Real-estate agents in Portugal deal with stacks of paperwork for every property listing: notarial deeds (escrituras), tax registrations (cadernetas prediais), land registry certificates (certidoes), citizen cards, passports, and residence permits. Manually copying addresses, NIF numbers, and property characteristics from these documents into a CRM is tedious and error-prone.

We needed a system that could:

  1. Accept a mixed batch of property documents and identity documents (up to 5 files)
  2. OCR everything in a single pass
  3. Classify each document by type (property deed vs. citizen card vs. passport)
  4. Extract structured property data (address, area, bedrooms, energy rating)
  5. Extract owner data from each ID document using format-specific prompts
  6. Deduplicate owners by NIF and register everything into the database

Architecture overview

The property ingestion pipeline follows the same hexagonal architecture and SQS-based async processing from Predileto #3. Two bounded contexts coexist in the Estate OS backend — Customer Management and Property Management. This post focuses on Property Management.

graph LR A[Frontend] -->|Presigned URLs| B[S3 Upload] B -->|Submit Job| C[API] C -->|SQS Event| D[Extraction Worker] D -->|Reducto OCR| E[Parsed Text] E -->|GPT-5.4| F[Document Classification] F --> G{Category?} G -->|Property Doc| H[Property Extraction] G -->|ID Document| I[Owner Extraction] H --> J[Create Property] I --> J J -->|SQS Event| K[Discovery Worker] K -->|Google Places| L[Amenity Records]

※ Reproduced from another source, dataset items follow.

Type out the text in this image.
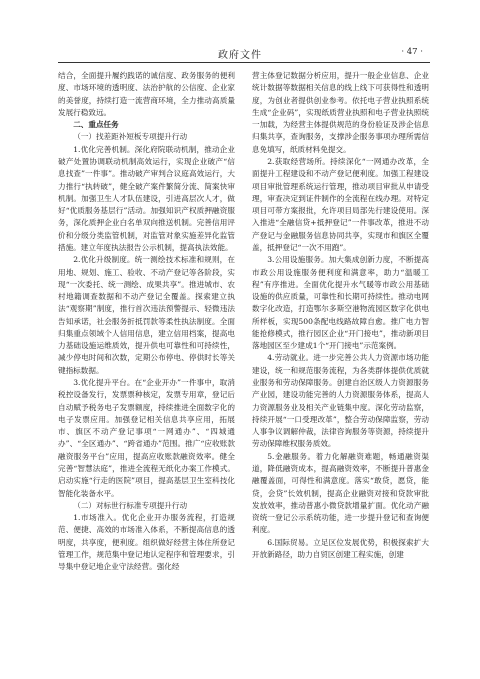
政府文件	· 47 ·

结合，全面提升履约践诺的诚信度、政务服务的便利度、市场环境的透明度、法治护航的公信度、企业家的美誉度，持续打造一流营商环境，全力推动高质量发展行稳致远。

二、重点任务

（一）找差距补短板专项提升行动

1.优化完善机制。深化府院联动机制，推动企业破产处置协调联动机制高效运行，实现企业破产“信息找查”一件事”。推动破产审判合议庭高效运行，大力推行“执转破”，健全破产案件繁简分流、简案快审机制。加强卫生人才队伍建设，引进高层次人才，做好“优质服务基层行”活动。加强知识产权质押融资服务，深化质押企业白名单双向推送机制。完善信用评价和分级分类监管机制，对监管对象实施差异化监管措施。建立年度执法报告公示机制，提高执法效能。

2.优化升级制度。统一测绘技术标准和规则，在用地、规划、施工、验收、不动产登记等各阶段，实现“一次委托、统一测绘、成果共享”。推进城市、农村地籍调查数据和不动产登记全覆盖。探索建立执法“观察期”制度，推行首次违法预警提示、轻微违法告知承诺，社会服务折抵罚款等柔性执法制度。全面归集重点领域个人信用信息，建立信用档案，提高电力基础设施运维质效，提升供电可靠性和可持续性，减少停电时间和次数，定期公布停电、停供时长等关键指标数据。

3.优化提升平台。在“企业开办”一件事中，取消税控设备发行，发票票种核定，发票专用章，登记后自动赋予税务电子发票额度，持续推进全面数字化的电子发票应用。加强登记相关信息共享应用，拓展市、旗区不动产登记事项“一网通办”、“四城通办”、“全区通办”、“跨省通办”范围。推广“应收账款融资服务平台”应用，提高应收账款融资效率。健全完善“智慧法庭”，推进全流程无纸化办案工作模式。启动实施“行走的医院”项目，提高基层卫生室科技化智能化装备水平。

（二）对标世行标准专项提升行动

1.市场准入。优化企业开办服务流程，打造规范、便捷、高效的市场准入体系，不断提高信息的透明度，共享度，便利度。组织做好经营主体住所登记管理工作，规范集中登记地认定程序和管理要求，引导集中登记地企业守法经营。强化经

营主体登记数据分析应用，提升一般企业信息、企业统计数据等数据相关信息的线上线下可获得性和透明度，为创业者提供创业参考。依托电子营业执照系统生成“企业码”，实现纸质营业执照和电子营业执照统一加载，为经营主体提供规范的身份验证及涉企信息归集共享，查询服务，支撑涉企服务事项办理所需信息免填写，纸质材料免提交。

2.获取经营场所。持续深化“一网通办改革，全面提升工程建设和不动产登记便利度。加强工程建设项目审批管理系统运行管理，推动项目审批从申请受理，审查决定到证件制作的全流程在线办理。对特定项目可带方案报批，允许项目局部先行建设使用。深入推进“全融信贷+抵押登记”一件事改革，推进不动产登记与金融服务信息协同共享，实现市和旗区全覆盖，抵押登记“一次不用跑”。

3.公用设施服务。加大集成创新力度，不断提高市政公用设施服务便利度和满意率，助力“温暖工程”有序推进。全面优化提升水气暖等市政公用基础设施的供应质量，可靠性和长期可持续性。推动电网数字化改造，打造鄂尔多斯空港物流园区数字化供电所样板，实现500条配电线路故障自愈。推广电力智能抢修模式，推行园区企业“开门接电”，推动新项目落地园区至少建成1个“开门接电”示范案例。

4.劳动就业。进一步完善公共人力资源市场功能建设，统一和规范服务流程，为各类群体提供优质就业服务和劳动保障服务。创建自治区级人力资源服务产业园，建设功能完善的人力资源服务体系，提高人力资源服务业及相关产业链集中度。深化劳动监察，持续开展“一口受理改革”，整合劳动保障监察，劳动人事争议调解仲裁，法律咨询服务等资源，持续提升劳动保障维权服务质效。

5.金融服务。着力化解融资难题，畅通融资渠道，降低融资成本，提高融资效率，不断提升普惠金融覆盖面，可得性和满意度。落实“敢贷，愿贷，能贷，会贷”长效机制，提高企业融资对接和贷款审批发放效率，推动普惠小微贷款增量扩面。优化动产融资统一登记公示系统功能，进一步提升登记和查询便利度。

6.国际贸易。立足区位发展优势，积极探索扩大开放新路径，助力自贸区创建工程实施，创建
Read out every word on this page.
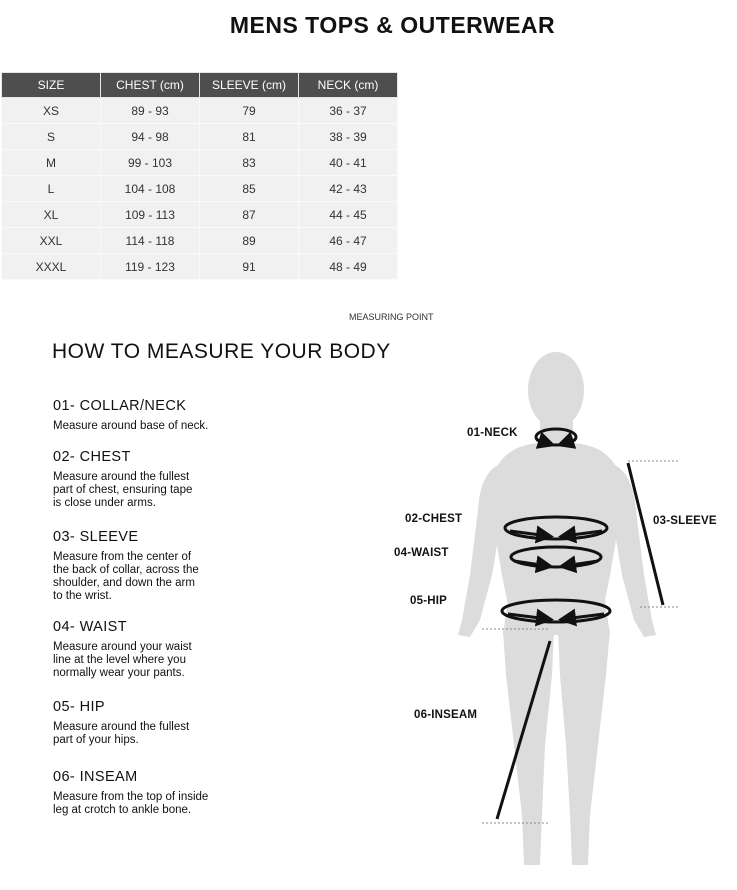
MENS TOPS & OUTERWEAR
SIZE	CHEST (cm)	SLEEVE (cm)	NECK (cm)
XS	89 - 93	79	36 - 37
S	94 - 98	81	38 - 39
M	99 - 103	83	40 - 41
L	104 - 108	85	42 - 43
XL	109 - 113	87	44 - 45
XXL	114 - 118	89	46 - 47
XXXL	119 - 123	91	48 - 49
MEASURING POINT
HOW TO MEASURE YOUR BODY
01- COLLAR/NECK
Measure around base of neck.
02- CHEST
Measure around the fullest
part of chest, ensuring tape
is close under arms.
03- SLEEVE
Measure from the center of
the back of collar, across the
shoulder, and down the arm
to the wrist.
04- WAIST
Measure around your waist
line at the level where you
normally wear your pants.
05- HIP
Measure around the fullest
part of your hips.
06- INSEAM
Measure from the top of inside
leg at crotch to ankle bone.
01-NECK
02-CHEST	03-SLEEVE
04-WAIST
05-HIP
06-INSEAM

The full lifecycle of an extraction job:

stateDiagram-v2 [*] --> PENDING: POST /extraction-jobs/batch PENDING --> PROCESSING: Worker picks up PROCESSING --> COMPLETED: All extractions succeed PROCESSING --> FAILED: Exception FAILED --> RETRYING: POST /extraction-jobs/{id}/retry RETRYING --> PROCESSING: Worker picks up (cached OCR) COMPLETED --> [*]

Project structure

src/property_management/
├── domain/
│   └── models/
│       ├── property.py              # Property entity + status enum
│       ├── property_owner.py        # Owner entity + NIF validation
│       ├── extraction_job.py        # Job state machine
│       ├── document_content.py      # Parsed text + classification
│       └── property_characteristics.py  # Frozen value object
├── application/
│   ├── ports/
│   │   ├── document_parser.py       # Reducto port
│   │   ├── property_extractor.py    # Property extraction port
│   │   ├── document_classifier.py   # Classification port
│   │   └── document_data_extractor.py  # ID extraction port
│   └── use_cases/
│       ├── submit_batch_property_extraction.py
│       └── process_batch_property_extraction.py
├── adapters/
│   ├── api/routes/
│   │   ├── extraction_jobs.py       # Presign, submit, status
│   │   └── property_owners.py       # CRUD + extract-from-document
│   ├── ai/
│   │   ├── reducto_document_parser.py
│   │   ├── reducto_openai_property_extractor.py
│   │   ├── openai_text_document_classifier.py
│   │   └── openai_id_document_extractor.py
│   ├── database/
│   │   ├── models.py                # SQLAlchemy models
│   │   └── repositories.py
│   └── workers/
│       └── extraction_processor.py
└── entrypoints/
    └── worker.py                    # SQS consumer CLI

Every external dependency — Reducto, OpenAI, S3, SQS — sits behind an abstract port in the application layer. The domain has zero framework imports.

Domain models

Property and PropertyOwner

The Property entity holds the extracted data and links to its owners:

@dataclass
class Property:
    id: UUID
    organization_id: UUID
    address: str
    listing_type: ListingType      # "sale" | "purchase"
    typology: Typology             # "house" | "apartment" | "land" | "ruin"
    status: PropertyStatus         # "draft" | "active" | "sold" | "rented" | "withdrawn"
    description: str | None
    characteristics: PropertyCharacteristics | None = None
    latitude: float | None = None
    longitude: float | None = None
    owners: list[PropertyOwner] = field(default_factory=list)
    prices: list[PropertyPrice] = field(default_factory=list)
    images: list[PropertyImage] = field(default_factory=list)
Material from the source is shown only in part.